The second is a tale of espionage and betrayal, set in Morocco during WWII. Rene Laurent, Christopher's father, struggles to maintain his integrity—and his life—in the snake pit of wartime Tangier. The stories slowly intertwine as Christopher unravels the mystery of his father's fate, and Laurent becomes trapped in a web of lies and corruption, and caught up, too, in the arms of a woman he knows he shouldn't trust.

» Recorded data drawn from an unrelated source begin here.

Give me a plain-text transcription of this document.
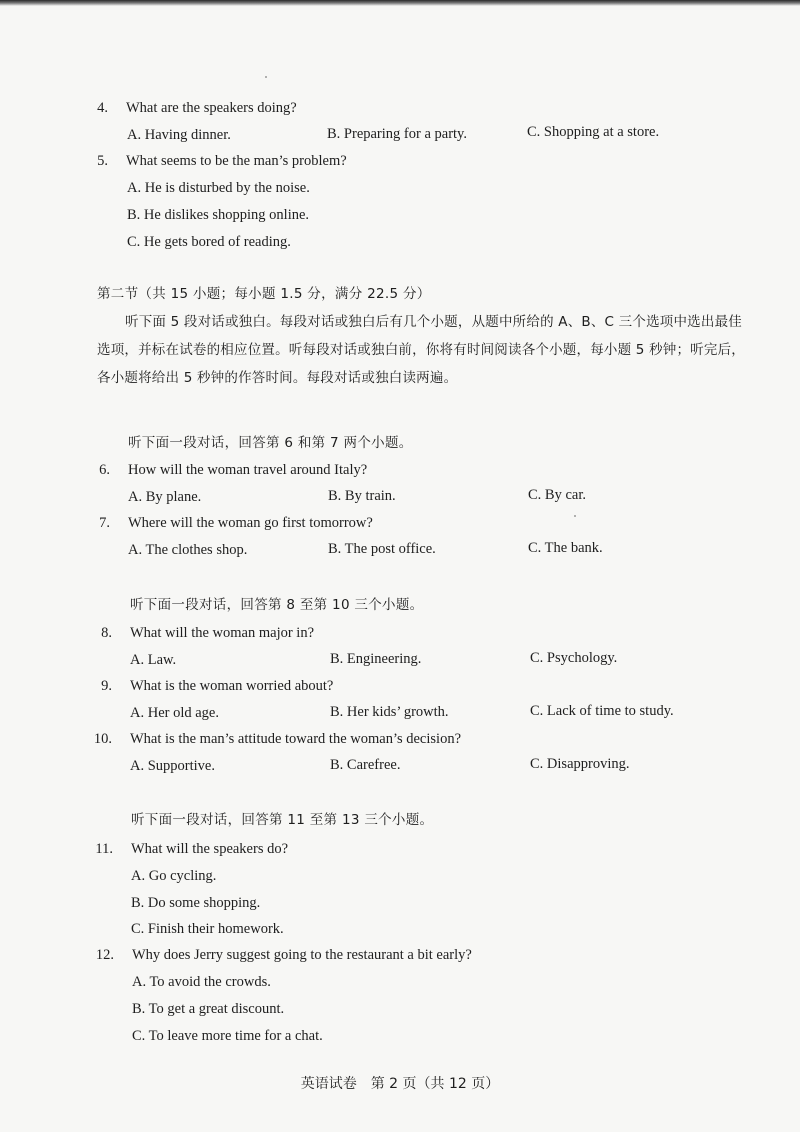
4. What are the speakers doing?
A. Having dinner.	B. Preparing for a party.	C. Shopping at a store.
5. What seems to be the man’s problem?
A. He is disturbed by the noise.
B. He dislikes shopping online.
C. He gets bored of reading.
第二节（共 15 小题；每小题 1.5 分，满分 22.5 分）
听下面 5 段对话或独白。每段对话或独白后有几个小题，从题中所给的 A、B、C 三个选项中选出最佳选项，并标在试卷的相应位置。听每段对话或独白前，你将有时间阅读各个小题，每小题 5 秒钟；听完后，各小题将给出 5 秒钟的作答时间。每段对话或独白读两遍。
听下面一段对话，回答第 6 和第 7 两个小题。
6. How will the woman travel around Italy?
A. By plane.	B. By train.	C. By car.
7. Where will the woman go first tomorrow?
A. The clothes shop.	B. The post office.	C. The bank.
听下面一段对话，回答第 8 至第 10 三个小题。
8. What will the woman major in?
A. Law.	B. Engineering.	C. Psychology.
9. What is the woman worried about?
A. Her old age.	B. Her kids’ growth.	C. Lack of time to study.
10. What is the man’s attitude toward the woman’s decision?
A. Supportive.	B. Carefree.	C. Disapproving.
听下面一段对话，回答第 11 至第 13 三个小题。
11. What will the speakers do?
A. Go cycling.
B. Do some shopping.
C. Finish their homework.
12. Why does Jerry suggest going to the restaurant a bit early?
A. To avoid the crowds.
B. To get a great discount.
C. To leave more time for a chat.
英语试卷　第 2 页（共 12 页）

Ultimately, TANGIER is the story of fathers and sons, the alienation of being a stranger in a strange land, the seductive face of betrayal and, finally, the lengths we'll go to for redemption.
PUBLISHERS WEEKLY
Holgate's thoughtful first novel generates suspense by alternating between two related stories. In 1995, 55-year-old Christopher Chaffee, a disgraced U.S. government bureaucrat, travels from Washington, D.C., to Tangier, Morocco, to find out what happened to his father, French diplomat Rene Laurent, whom he never knew. Rene supposedly died in a Vichy prison in 1944, but a letter written by Rene from Tangier in 1940 to Christopher's mother, and finally delivered to her decades later, suggests that he may still be alive. Back in 1940, Rene has sent his wife to safety across the ocean but is unable to escape from Tangier. In trying to find his way in a city rife with spies and wartime intrigue, he takes refuge with Madame Charlotte Wald, a mysterious Frenchwoman whose German last name raises questions. In parallel, Christopher gets little help from Tangier officials and hears confusing stories from people who might have known his father, including former spies. In the end, Christopher not only manages to learn his father's fate but also gains much insight into his own life in an adventure that is truly transformative and convincing.